Свежий воздух, яркий свет. Кабинет начальника. Плёнка кино перескочила на следующий кадр, и трудно поверить, что полминуты назад было по-другому.
— Здравствуйте, гражданин Павлов. Я — старший следователь по особо важным делам Генеральной прокуратуры Российской Федерации, государственный советник юстиции третьего класса генерал Суков. — За столом сидело крупное добродушное воплощение законности в синем мундире с генеральскими погонами. Генерал не скрывал своего счастья. — «Садитесь. Мои полномочия удостоверяются соответствующими документами и имеющимися у меня бумагами. Для того чтобы у Вас, Алексей Николаевич, не было сомнений в за-конности проводимых действий, здесь присутствует адвокат местной юридической консультации товарищ Иваненко». Одетый в старинный сюртук с обсыпанными перхотью плечами, товарищ Иваненко смотрел широко распахнутыми глазами, в которых был страх, и ничего более; бедняга даже забыл закрыть рот. Начальник ИВС поднялся: «Наверно, я могу вас оставить, товарищ генерал?»

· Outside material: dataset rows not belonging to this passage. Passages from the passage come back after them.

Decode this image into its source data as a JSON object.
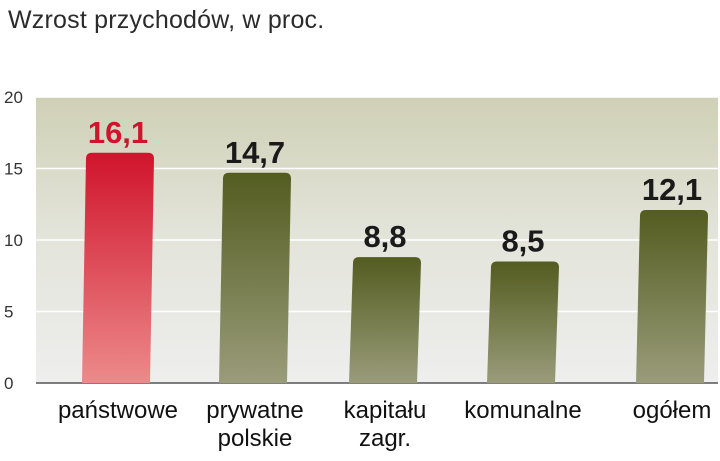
{
  "chart_data": {
    "type": "bar",
    "title": "Wzrost przychodów, w proc.",
    "categories": [
      [
        "państwowe"
      ],
      [
        "prywatne",
        "polskie"
      ],
      [
        "kapitału",
        "zagr."
      ],
      [
        "komunalne"
      ],
      [
        "ogółem"
      ]
    ],
    "values": [
      16.1,
      14.7,
      8.8,
      8.5,
      12.1
    ],
    "value_labels": [
      "16,1",
      "14,7",
      "8,8",
      "8,5",
      "12,1"
    ],
    "ylim": [
      0,
      20
    ],
    "yticks": [
      0,
      5,
      10,
      15,
      20
    ],
    "grid": true,
    "colors": {
      "highlight": "#d0142c",
      "bar": "#5b6427",
      "highlight_label": "#d0142c",
      "label": "#1a1a1a"
    },
    "highlight_index": 0
  }
}
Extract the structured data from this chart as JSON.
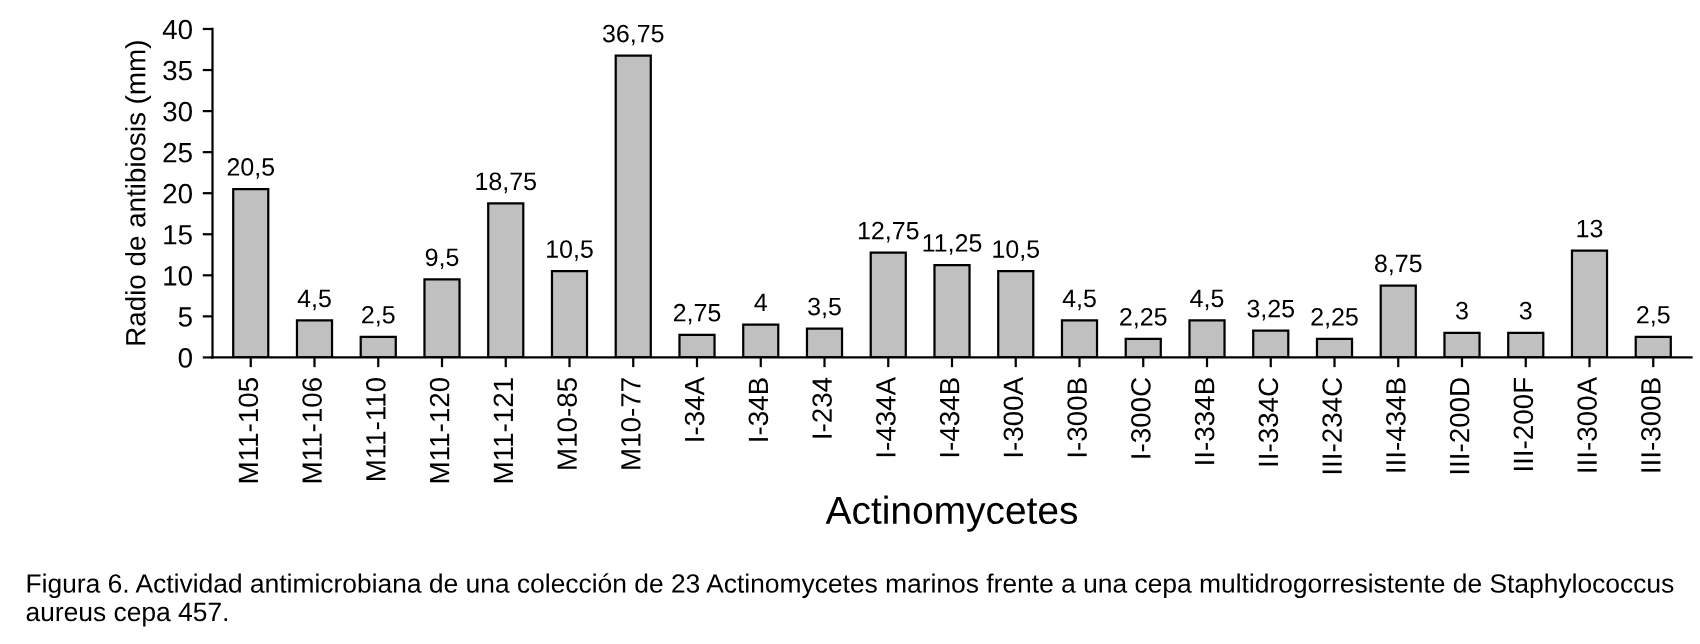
{
  "chart_data": {
    "type": "bar",
    "xlabel": "Actinomycetes",
    "ylabel": "Radio de antibiosis (mm)",
    "categories": [
      "M11-105",
      "M11-106",
      "M11-110",
      "M11-120",
      "M11-121",
      "M10-85",
      "M10-77",
      "I-34A",
      "I-34B",
      "I-234",
      "I-434A",
      "I-434B",
      "I-300A",
      "I-300B",
      "I-300C",
      "II-334B",
      "II-334C",
      "III-234C",
      "III-434B",
      "III-200D",
      "III-200F",
      "III-300A",
      "III-300B"
    ],
    "values": [
      20.5,
      4.5,
      2.5,
      9.5,
      18.75,
      10.5,
      36.75,
      2.75,
      4,
      3.5,
      12.75,
      11.25,
      10.5,
      4.5,
      2.25,
      4.5,
      3.25,
      2.25,
      8.75,
      3,
      3,
      13,
      2.5
    ],
    "value_labels": [
      "20,5",
      "4,5",
      "2,5",
      "9,5",
      "18,75",
      "10,5",
      "36,75",
      "2,75",
      "4",
      "3,5",
      "12,75",
      "11,25",
      "10,5",
      "4,5",
      "2,25",
      "4,5",
      "3,25",
      "2,25",
      "8,75",
      "3",
      "3",
      "13",
      "2,5"
    ],
    "color": "#c0c0c0",
    "ylim": [
      0,
      40
    ],
    "yticks": [
      0,
      5,
      10,
      15,
      20,
      25,
      30,
      35,
      40
    ],
    "grid": false,
    "legend": false,
    "annotations": [
      "Figura 6. Actividad antimicrobiana de una colección de 23 Actinomycetes marinos frente a una cepa multidrogorresistente de Staphylococcus aureus cepa 457."
    ]
  }
}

— Да. Я думаю, у гражданина Павлова нет сомнений в достоверности моих полномочий.
— Дверь оставить открытой?
— Нет, можете закрыть. Я полагаю, глупостей не будет. Да, Алексей Николаевич?
Это он, кажется, ко мне. Контраст воздуха и света отозвался звонкой головной болью. Медленно и тяжело подступал сердечный приступ.

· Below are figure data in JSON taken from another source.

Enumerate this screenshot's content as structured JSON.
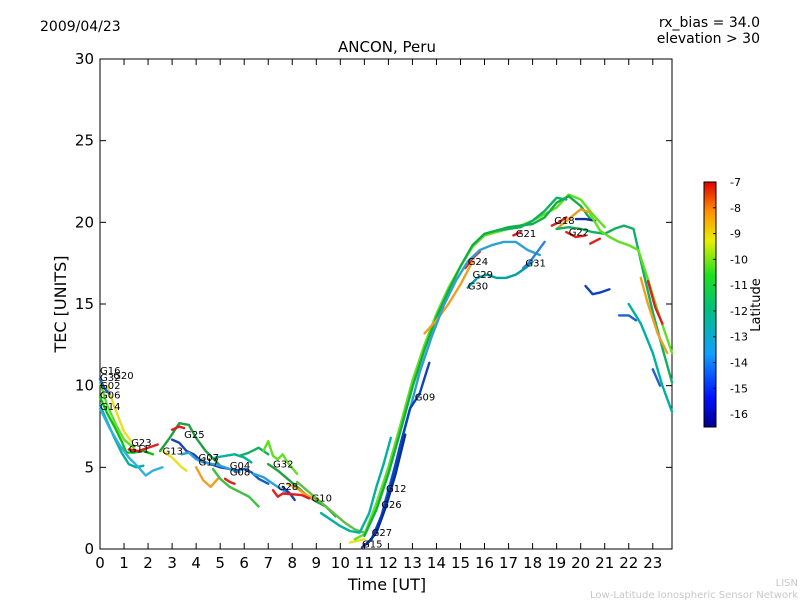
{
  "header": {
    "date": "2009/04/23",
    "bias_line1": "rx_bias = 34.0",
    "bias_line2": "elevation > 30"
  },
  "watermark": {
    "line1": "LISN",
    "line2": "Low-Latitude Ionospheric Sensor Network"
  },
  "chart_data": {
    "type": "line",
    "title": "ANCON, Peru",
    "xlabel": "Time [UT]",
    "ylabel": "TEC [UNITS]",
    "xlim": [
      0,
      23.8
    ],
    "ylim": [
      0,
      30
    ],
    "xticks": [
      0,
      1,
      2,
      3,
      4,
      5,
      6,
      7,
      8,
      9,
      10,
      11,
      12,
      13,
      14,
      15,
      16,
      17,
      18,
      19,
      20,
      21,
      22,
      23
    ],
    "yticks": [
      0,
      5,
      10,
      15,
      20,
      25,
      30
    ],
    "grid": false,
    "colorbar": {
      "label": "Latitude",
      "min": -16.5,
      "max": -7,
      "ticks": [
        -7,
        -8,
        -9,
        -10,
        -11,
        -12,
        -13,
        -14,
        -15,
        -16
      ]
    },
    "satellite_labels": [
      {
        "text": "G16",
        "x": 0.0,
        "y": 10.7
      },
      {
        "text": "G32",
        "x": 0.0,
        "y": 10.3
      },
      {
        "text": "G20",
        "x": 0.55,
        "y": 10.4
      },
      {
        "text": "G02",
        "x": 0.0,
        "y": 9.8
      },
      {
        "text": "G06",
        "x": 0.0,
        "y": 9.2
      },
      {
        "text": "G14",
        "x": 0.0,
        "y": 8.5
      },
      {
        "text": "G23",
        "x": 1.3,
        "y": 6.3
      },
      {
        "text": "G11",
        "x": 1.2,
        "y": 5.9
      },
      {
        "text": "G13",
        "x": 2.6,
        "y": 5.8
      },
      {
        "text": "G25",
        "x": 3.5,
        "y": 6.8
      },
      {
        "text": "G07",
        "x": 4.1,
        "y": 5.4
      },
      {
        "text": "G17",
        "x": 4.1,
        "y": 5.1
      },
      {
        "text": "G04",
        "x": 5.4,
        "y": 4.9
      },
      {
        "text": "G08",
        "x": 5.4,
        "y": 4.5
      },
      {
        "text": "G32",
        "x": 7.2,
        "y": 5.0
      },
      {
        "text": "G28",
        "x": 7.4,
        "y": 3.6
      },
      {
        "text": "G10",
        "x": 8.8,
        "y": 2.9
      },
      {
        "text": "G12",
        "x": 11.9,
        "y": 3.5
      },
      {
        "text": "G26",
        "x": 11.7,
        "y": 2.5
      },
      {
        "text": "G27",
        "x": 11.3,
        "y": 0.8
      },
      {
        "text": "G15",
        "x": 10.9,
        "y": 0.1
      },
      {
        "text": "G09",
        "x": 13.1,
        "y": 9.1
      },
      {
        "text": "G24",
        "x": 15.3,
        "y": 17.4
      },
      {
        "text": "G29",
        "x": 15.5,
        "y": 16.6
      },
      {
        "text": "G30",
        "x": 15.3,
        "y": 15.9
      },
      {
        "text": "G21",
        "x": 17.3,
        "y": 19.1
      },
      {
        "text": "G31",
        "x": 17.7,
        "y": 17.3
      },
      {
        "text": "G18",
        "x": 18.9,
        "y": 19.9
      },
      {
        "text": "G22",
        "x": 19.5,
        "y": 19.2
      }
    ],
    "series": [
      {
        "color": "#10c010",
        "x": [
          0,
          0.3,
          0.6,
          0.9,
          1.1,
          1.4,
          1.8,
          2.2
        ],
        "y": [
          9.3,
          8.3,
          7.5,
          6.6,
          5.9,
          5.9,
          6.0,
          5.8
        ]
      },
      {
        "color": "#00b0a0",
        "x": [
          0,
          0.3,
          0.6,
          0.9,
          1.2,
          1.5,
          1.8
        ],
        "y": [
          8.8,
          7.8,
          6.8,
          5.9,
          5.2,
          5.0,
          5.1
        ]
      },
      {
        "color": "#30b0e0",
        "x": [
          0,
          0.4,
          0.8,
          1.2,
          1.6,
          1.9,
          2.2,
          2.6
        ],
        "y": [
          8.6,
          7.4,
          6.4,
          5.6,
          5.0,
          4.5,
          4.8,
          5.0
        ]
      },
      {
        "color": "#60e020",
        "x": [
          0,
          0.3,
          0.7,
          1.0,
          1.4
        ],
        "y": [
          10.2,
          8.8,
          7.5,
          6.7,
          6.2
        ]
      },
      {
        "color": "#e8e020",
        "x": [
          0.3,
          0.6,
          1.0,
          1.3
        ],
        "y": [
          10.0,
          8.7,
          7.2,
          6.6
        ]
      },
      {
        "color": "#2060d0",
        "x": [
          0,
          0.2,
          0.4
        ],
        "y": [
          10.4,
          9.8,
          9.5
        ]
      },
      {
        "color": "#e02020",
        "x": [
          1.2,
          1.6,
          2.0,
          2.4
        ],
        "y": [
          6.1,
          6.0,
          6.2,
          6.4
        ]
      },
      {
        "color": "#20a040",
        "x": [
          2.5,
          2.9,
          3.3,
          3.7,
          4.0,
          4.4,
          4.8,
          5.0
        ],
        "y": [
          6.0,
          6.8,
          7.7,
          7.6,
          6.8,
          6.0,
          5.4,
          5.1
        ]
      },
      {
        "color": "#e8e020",
        "x": [
          2.6,
          3.0,
          3.4,
          3.6
        ],
        "y": [
          6.0,
          5.6,
          5.0,
          4.8
        ]
      },
      {
        "color": "#e02020",
        "x": [
          3.0,
          3.3,
          3.5
        ],
        "y": [
          7.3,
          7.5,
          7.4
        ]
      },
      {
        "color": "#2040c0",
        "x": [
          3.0,
          3.3,
          3.6,
          3.9,
          4.2,
          4.6,
          5.0,
          5.4,
          5.6
        ],
        "y": [
          6.7,
          6.5,
          6.0,
          5.8,
          5.4,
          5.2,
          5.0,
          4.9,
          4.8
        ]
      },
      {
        "color": "#30a0d0",
        "x": [
          3.4,
          3.7,
          4.0,
          4.3,
          4.7,
          5.0,
          5.4,
          5.8
        ],
        "y": [
          5.8,
          5.9,
          5.5,
          5.3,
          5.2,
          5.1,
          4.9,
          4.7
        ]
      },
      {
        "color": "#f0a020",
        "x": [
          4.0,
          4.3,
          4.6,
          4.9
        ],
        "y": [
          5.0,
          4.2,
          3.8,
          4.3
        ]
      },
      {
        "color": "#e02020",
        "x": [
          5.2,
          5.4,
          5.6
        ],
        "y": [
          4.3,
          4.1,
          4.0
        ]
      },
      {
        "color": "#40c040",
        "x": [
          4.7,
          5.0,
          5.4,
          5.8,
          6.2,
          6.6
        ],
        "y": [
          4.9,
          4.3,
          3.8,
          3.5,
          3.2,
          2.6
        ]
      },
      {
        "color": "#00b0a0",
        "x": [
          4.8,
          5.2,
          5.6,
          6.0,
          6.3
        ],
        "y": [
          5.6,
          5.7,
          5.8,
          5.6,
          5.3
        ]
      },
      {
        "color": "#1060c0",
        "x": [
          5.6,
          6.0,
          6.3,
          6.6,
          7.0
        ],
        "y": [
          4.8,
          4.9,
          4.7,
          4.3,
          4.0
        ]
      },
      {
        "color": "#10b060",
        "x": [
          5.8,
          6.2,
          6.6,
          7.0
        ],
        "y": [
          5.7,
          5.9,
          6.2,
          5.8
        ]
      },
      {
        "color": "#60e020",
        "x": [
          6.8,
          7.0,
          7.2,
          7.4,
          7.6,
          7.8,
          8.2
        ],
        "y": [
          6.0,
          6.6,
          5.7,
          5.5,
          5.8,
          5.3,
          4.6
        ]
      },
      {
        "color": "#20a040",
        "x": [
          7.0,
          7.4,
          7.8,
          8.2,
          8.6,
          9.0,
          9.4,
          9.8
        ],
        "y": [
          5.2,
          4.8,
          4.3,
          3.8,
          3.3,
          2.9,
          2.6,
          2.0
        ]
      },
      {
        "color": "#30a0d0",
        "x": [
          6.4,
          6.8,
          7.2,
          7.6,
          8.0
        ],
        "y": [
          4.6,
          4.4,
          4.0,
          3.6,
          3.3
        ]
      },
      {
        "color": "#2040c0",
        "x": [
          7.6,
          7.9,
          8.1
        ],
        "y": [
          3.8,
          3.4,
          3.0
        ]
      },
      {
        "color": "#f0a020",
        "x": [
          7.8,
          8.2,
          8.6,
          9.0
        ],
        "y": [
          4.0,
          3.7,
          3.3,
          3.0
        ]
      },
      {
        "color": "#e02020",
        "x": [
          7.2,
          7.4,
          7.6,
          8.4,
          8.7
        ],
        "y": [
          3.6,
          3.2,
          3.4,
          3.3,
          3.1
        ]
      },
      {
        "color": "#60c040",
        "x": [
          8.2,
          8.6,
          9.0,
          9.4,
          9.8,
          10.2,
          10.6,
          11.0
        ],
        "y": [
          4.1,
          3.6,
          3.1,
          2.6,
          2.1,
          1.6,
          1.2,
          1.0
        ]
      },
      {
        "color": "#00b0a0",
        "x": [
          9.2,
          9.6,
          10.0,
          10.4,
          10.8,
          11.2,
          11.5,
          11.8,
          12.1
        ],
        "y": [
          2.2,
          1.8,
          1.4,
          1.1,
          1.0,
          2.2,
          3.8,
          5.2,
          6.8
        ]
      },
      {
        "color": "#e8e020",
        "x": [
          10.4,
          10.7,
          11.0
        ],
        "y": [
          0.4,
          0.5,
          0.6
        ]
      },
      {
        "color": "#60e020",
        "x": [
          10.6,
          11.0,
          11.5,
          12.0,
          12.5,
          13.0,
          13.5,
          14.0,
          14.5,
          15.0,
          15.5,
          16.0,
          16.5,
          17.0,
          17.5,
          18.0,
          18.5,
          19.0,
          19.5,
          20.0,
          20.5,
          21.0
        ],
        "y": [
          0.6,
          0.9,
          2.8,
          5.0,
          7.6,
          10.3,
          12.5,
          14.4,
          16.0,
          17.3,
          18.5,
          19.2,
          19.4,
          19.6,
          19.8,
          20.1,
          20.5,
          20.9,
          21.7,
          21.4,
          20.5,
          19.7
        ]
      },
      {
        "color": "#10b040",
        "x": [
          11.0,
          11.5,
          12.0,
          12.5,
          13.0,
          13.5,
          14.0,
          14.5,
          15.0,
          15.5,
          16.0,
          16.5,
          17.0,
          17.5,
          18.0,
          18.5,
          19.0,
          19.5,
          20.0,
          20.4
        ],
        "y": [
          0.8,
          2.4,
          4.6,
          7.2,
          9.9,
          12.2,
          14.2,
          15.8,
          17.3,
          18.6,
          19.3,
          19.5,
          19.7,
          19.8,
          19.9,
          20.3,
          21.2,
          21.6,
          21.0,
          20.2
        ]
      },
      {
        "color": "#f0a020",
        "x": [
          13.5,
          14.0,
          14.5,
          15.0,
          15.5
        ],
        "y": [
          13.2,
          14.0,
          15.0,
          16.2,
          17.6
        ]
      },
      {
        "color": "#e02020",
        "x": [
          15.2,
          15.5,
          15.8
        ],
        "y": [
          17.2,
          17.8,
          18.2
        ]
      },
      {
        "color": "#30a0d0",
        "x": [
          11.8,
          12.3,
          12.8,
          13.3,
          13.8,
          14.3,
          14.8,
          15.3,
          15.8,
          16.3,
          16.8,
          17.3,
          17.8,
          18.3
        ],
        "y": [
          2.6,
          5.2,
          8.0,
          10.8,
          13.0,
          14.9,
          16.4,
          17.6,
          18.3,
          18.6,
          18.8,
          18.8,
          18.3,
          18.0
        ]
      },
      {
        "color": "#1040c0",
        "x": [
          10.9,
          11.3,
          11.7,
          12.1,
          12.5,
          12.9,
          13.3,
          13.7
        ],
        "y": [
          0.1,
          0.6,
          2.0,
          4.0,
          6.4,
          8.6,
          9.5,
          11.4
        ]
      },
      {
        "color": "#0030a0",
        "x": [
          11.1,
          11.5,
          11.9,
          12.3,
          12.7
        ],
        "y": [
          0.3,
          1.0,
          2.6,
          4.6,
          7.0
        ]
      },
      {
        "color": "#00a0a0",
        "x": [
          15.3,
          15.7,
          16.1,
          16.5,
          16.9,
          17.3,
          17.7,
          18.0
        ],
        "y": [
          16.0,
          16.6,
          16.8,
          16.6,
          16.6,
          16.8,
          17.2,
          17.6
        ]
      },
      {
        "color": "#3080e0",
        "x": [
          17.6,
          17.9,
          18.2,
          18.5
        ],
        "y": [
          17.2,
          17.6,
          18.2,
          18.8
        ]
      },
      {
        "color": "#10b060",
        "x": [
          16.5,
          17.0,
          17.5,
          18.0,
          18.5,
          19.0,
          19.4
        ],
        "y": [
          19.5,
          19.6,
          19.7,
          20.1,
          20.7,
          21.5,
          21.4
        ]
      },
      {
        "color": "#e02020",
        "x": [
          18.8,
          19.1,
          19.4
        ],
        "y": [
          19.8,
          20.0,
          20.3
        ]
      },
      {
        "color": "#e02020",
        "x": [
          17.2,
          17.5
        ],
        "y": [
          19.2,
          19.4
        ]
      },
      {
        "color": "#e0a020",
        "x": [
          19.0,
          19.5,
          20.0,
          20.4
        ],
        "y": [
          19.6,
          20.2,
          20.8,
          20.6
        ]
      },
      {
        "color": "#e02020",
        "x": [
          19.4,
          19.8,
          20.2
        ],
        "y": [
          19.4,
          19.1,
          19.2
        ]
      },
      {
        "color": "#e02020",
        "x": [
          20.4,
          20.8
        ],
        "y": [
          18.7,
          19.0
        ]
      },
      {
        "color": "#1030a0",
        "x": [
          19.8,
          20.2,
          20.6
        ],
        "y": [
          20.2,
          20.2,
          20.1
        ]
      },
      {
        "color": "#10b060",
        "x": [
          19.0,
          19.5,
          20.0,
          20.5,
          21.0,
          21.4,
          21.8,
          22.2,
          22.6,
          23.0,
          23.4,
          23.8
        ],
        "y": [
          19.6,
          19.7,
          19.6,
          19.4,
          19.3,
          19.6,
          19.8,
          19.6,
          17.0,
          14.5,
          12.3,
          10.2
        ]
      },
      {
        "color": "#60e020",
        "x": [
          20.4,
          20.8,
          21.2,
          21.6,
          22.0,
          22.4,
          22.8,
          23.2,
          23.8
        ],
        "y": [
          20.5,
          19.5,
          19.1,
          18.8,
          18.6,
          18.3,
          16.5,
          14.6,
          12.0
        ]
      },
      {
        "color": "#1040c0",
        "x": [
          20.2,
          20.5,
          20.8,
          21.2
        ],
        "y": [
          16.1,
          15.6,
          15.7,
          15.9
        ]
      },
      {
        "color": "#2060d0",
        "x": [
          21.6,
          22.0,
          22.3
        ],
        "y": [
          14.3,
          14.3,
          14.0
        ]
      },
      {
        "color": "#f0a020",
        "x": [
          22.5,
          22.8,
          23.2,
          23.6
        ],
        "y": [
          16.6,
          15.0,
          13.2,
          12.0
        ]
      },
      {
        "color": "#e02020",
        "x": [
          22.8,
          23.1,
          23.4
        ],
        "y": [
          16.4,
          14.8,
          13.8
        ]
      },
      {
        "color": "#00b0a0",
        "x": [
          22.0,
          22.5,
          23.0,
          23.4,
          23.8
        ],
        "y": [
          15.0,
          13.8,
          12.0,
          10.0,
          8.4
        ]
      },
      {
        "color": "#2060d0",
        "x": [
          23.0,
          23.3
        ],
        "y": [
          11.0,
          10.0
        ]
      }
    ]
  }
}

— Состояние вполне понятное, — послышался удовлетворённый голос генерала, вслед за тем, как мне удалось схватить рукой и притянуть назад попытавшееся ускользнуть в сторону сознание. — Если хотите, можете курить. Угощайтесь: московские. «Золотая ява».
— Спасибо, я — «Мальборо».
— Ну, конечно, — закивал генерал, — понимаю. Вы же очень богатый человек.
— Я бы не сказал.
— Вы и самолёт себе можете купить. Ещё не купили? У Вас есть самолёт? Да, Алексей Николаевич, честно скажу: трудно пришлось с Вами, без ФСБ и контрразведки могли бы не справиться. У нас собрано достаточно улик и доказательств, позволяющих предъявить Вам обвинение в совершении тяжкого преступления, предусмотренного статьёй 160, часть 3 Уголовного кодекса РСФСР, — хищение государственного имущества в крупном размере по предварительному сговору группой лиц. Данное преступление карается лишением свободы на срок от пяти до десяти лет. Я предъявляю Вам обвинение, и, по закону, обязан допросить Вас. Вот по-становление о привлечении в качестве обвиняемого, вот постановление об объявлении Вас во всероссийский розыск, о применении меры пресечения — взятии под стражу. Как видите все санкционировано заместителем Генерального прокурора, вот печати Генеральной прокуратуры — настоящие! Ознакомьтесь.
Читаю. Содержание отдалённо похоже на то, что было в факсе, и не похоже ни на что, хоть отдалённо напоминающее разум.
— Могу я получить копии подписанного мною факса и предъявленных мне сейчас постановлений?
— Конечно, Алексей Николаевич, только не копии — имеете право переписать, но сначала надо поставить подпись.
— Дело в том, что я не согласен.
— С чем? С обвинением или поставить подпись?
— Ни с чем. Я имею право отказаться?
— От дачи показаний — да, имеете право отказаться, но обвинительные документы надо подписать, Вы же ознакомлены. Вот, товарищ Иваненко может подтвердить, — Суков повернулся к нему. Иваненко, заглатывая воздух, стал повторять: «От дачи показаний имеете право отказаться, но документы следует подписать — Вас ознакомили».
— Хорошо, подпишу.
— И число поставьте: 14 марта 1998 года.
— А какое число сегодня?
— 20-е, но Вам же предъявили факс?
— Да.
— На нем стоит 14 марта. Документы одни и те же. Должно быть единообразие. Значит, и здесь нужно поставить 14-е.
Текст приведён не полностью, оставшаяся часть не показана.